1. Por força do art. 258, § único, inciso II, do Código Civil de 1916 (equivalente, em parte, ao art. 1.641, inciso II, do Código Civil de 2002), ao casamento de sexagenário, se homem, ou cinquentenária, se mulher, é imposto o regime de separação obrigatória de bens. Por esse motivo, às uniões estáveis é aplicável a mesma regra, impondo-se seja observado o regime de separação obrigatória, sendo o homem maior de sessenta anos ou mulher maior de cinquenta.

2. Nesse passo, apenas os bens adquiridos na constância da união estável, e desde que comprovado o esforço comum, devem ser amealhados pela companheira, nos termos da Súmula n.º 377 do STF.

3. Recurso especial provido.

(RESP 646.259/RS, Quarta Turma, Relator Ministro Luis Felipe Salomão, DJ de 24.8.2010).

PROCESSUAL CIVIL. AGRAVO INTERNO NO RECURSO ESPECIAL. SERVIDOR PÚBLICO. PENSÃO POR MORTE. FILHA SOLTEIRA. UNIÃO ESTÁVEL. PERDA DO STATUS.

1. A Segunda Turma do STJ, no exame do RMS 59.709/RS (DJe 25/6/2020), reafirmou a jurisprudência desta Corte Superior de que as pensões concedidas às filhas maiores sob a égide da Lei n. 3.373/1958 que atenderam os requisitos relativos ao estado civil e à não ocupação de cargo público de caráter permanente encontram-se consolidadas e somente podem ser cassadas e cessadas se um dos dois requisitos for superado. Fixou, ademais, que, em razão da equiparação ao casamento estabelecida pelo art. 226, § 3º, da CF/1988, a união estável configura alteração do estado civil, fazendo cessar o direito ao recebimento do benefício.

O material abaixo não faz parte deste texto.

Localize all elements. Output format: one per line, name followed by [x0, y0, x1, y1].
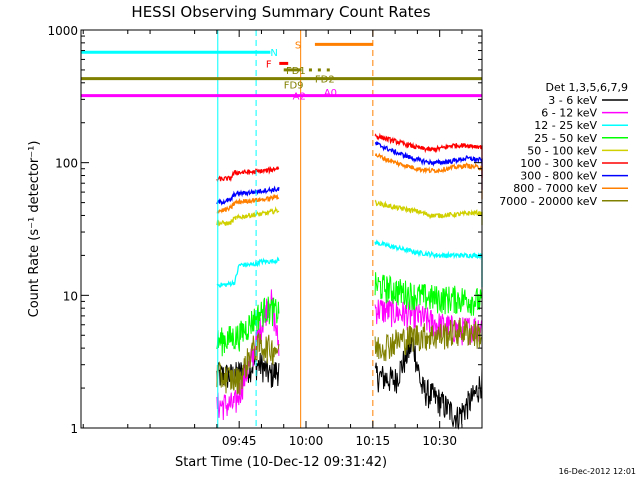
legend-label-3: 12 - 25 keV — [534, 119, 597, 132]
flag-dot-fd1-3 — [326, 68, 330, 72]
flag-label-fd9: FD9 — [284, 80, 304, 91]
flag-label-f: F — [266, 59, 272, 70]
flag-dot-fd1-1 — [308, 68, 312, 72]
legend-label-9: 7000 - 20000 keV — [499, 195, 597, 208]
flag-label-fd2: FD2 — [315, 75, 335, 86]
chart-title: HESSI Observing Summary Count Rates — [131, 3, 430, 21]
flag-label-a2: A2 — [293, 92, 306, 103]
legend-label-4: 25 - 50 keV — [534, 132, 597, 145]
x-tick-label: 10:00 — [289, 434, 324, 448]
legend-label-6: 100 - 300 keV — [520, 157, 597, 170]
x-tick-label: 09:45 — [222, 434, 257, 448]
y-tick-label: 10 — [63, 289, 78, 303]
y-axis-label: Count Rate (s⁻¹ detector⁻¹) — [27, 141, 42, 318]
flag-label-fd1: FD1 — [286, 66, 306, 77]
flag-label-s: S — [295, 40, 301, 51]
legend-label-5: 50 - 100 keV — [527, 144, 597, 157]
y-tick-label: 1000 — [47, 24, 78, 38]
series-line-8-pre — [216, 193, 280, 214]
legend-label-1: 3 - 6 keV — [548, 94, 597, 107]
y-tick-label: 1 — [70, 422, 78, 436]
series-line-7-pre — [216, 185, 280, 206]
legend-label-8: 800 - 7000 keV — [513, 182, 597, 195]
flag-label-n: N — [270, 48, 277, 59]
x-tick-label: 10:15 — [356, 434, 391, 448]
legend-label-2: 6 - 12 keV — [541, 107, 597, 120]
legend-title: Det 1,3,5,6,7,9 — [545, 81, 628, 94]
timestamp: 16-Dec-2012 12:01 — [559, 467, 636, 476]
flag-label-a0: A0 — [324, 88, 337, 99]
series-line-5-pre — [216, 206, 280, 227]
plot-frame — [80, 29, 483, 429]
x-axis-label: Start Time (10-Dec-12 09:31:42) — [175, 455, 387, 470]
series-line-3-pre — [216, 256, 280, 288]
y-tick-label: 100 — [55, 157, 78, 171]
axes-layer: 09:45 10:00 10:15 10:30 1 10 100 1000 — [47, 24, 482, 448]
series-line-6-pre — [216, 166, 280, 183]
series-line-4-pre — [216, 296, 280, 357]
series-line-9-pre — [216, 331, 280, 395]
legend-label-7: 300 - 800 keV — [520, 170, 597, 183]
flag-dot-fd1-2 — [317, 68, 321, 72]
x-tick-label: 10:30 — [422, 434, 457, 448]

2. Na hipótese, a autora teve a pensão cancelada em razão de receber, concomitantemente, pensão por morte de companheiro. Assim, houve a perda do status de filha solteira.

3. Essa configuração torna ilógico o questionamento sobre a possibilidade de escolha por um ou outro benefício, porque a modificação da situação da autora torna ilícito o recebimento da pensão fundada na Lei n. 3.373/1958, que, sobretudo, tem caráter temporário, como dispõe o inciso II do art. 5º da norma.

4. Agravo interno a que se nega provimento.

(AgInt no RESP 1.919.341/RJ, Segunda Turma, Relator Ministro Og Fernandes, DJ 24.9.2021)

Diante disso, ao meu sentir, em atenção à proteção da união estável como entidade familiar, nos termos em que vem sendo tratada pela jurisprudência, penso não ser possível conferir efeitos retroativos ao contrato de união estável, na parte em que altera o regime legal de bens então regente da relação (comunhão parcial), sem a necessária autorização judicial, nos termos do disposto para a alteração do regime de bens do casamento pelo § 2º do art. 239, do Código Civil, assim redigido:

Art. 1.639. É lícito aos nubentes, antes de celebrado o casamento, estipular, quanto aos seus bens, o que lhes aprouver.

(…)

§ 2º. É admissível alteração do regime de bens, mediante autorização judicial em pedido motivado de ambos os cônjuges, apurada a procedência das razões invocadas e ressalvados os direitos de terceiros.

Nesse sentido, a despeito da acesa divergência doutrinária sobre a matéria, são as considerações de Érica Verícia de Oliveira Canuto:

Por razões de ordem constitucional (princípio da isonomia), também dever-se-á permitir a alteração do regime de bens no curso da união estável, que deverá ser procedido através de contrato escrito.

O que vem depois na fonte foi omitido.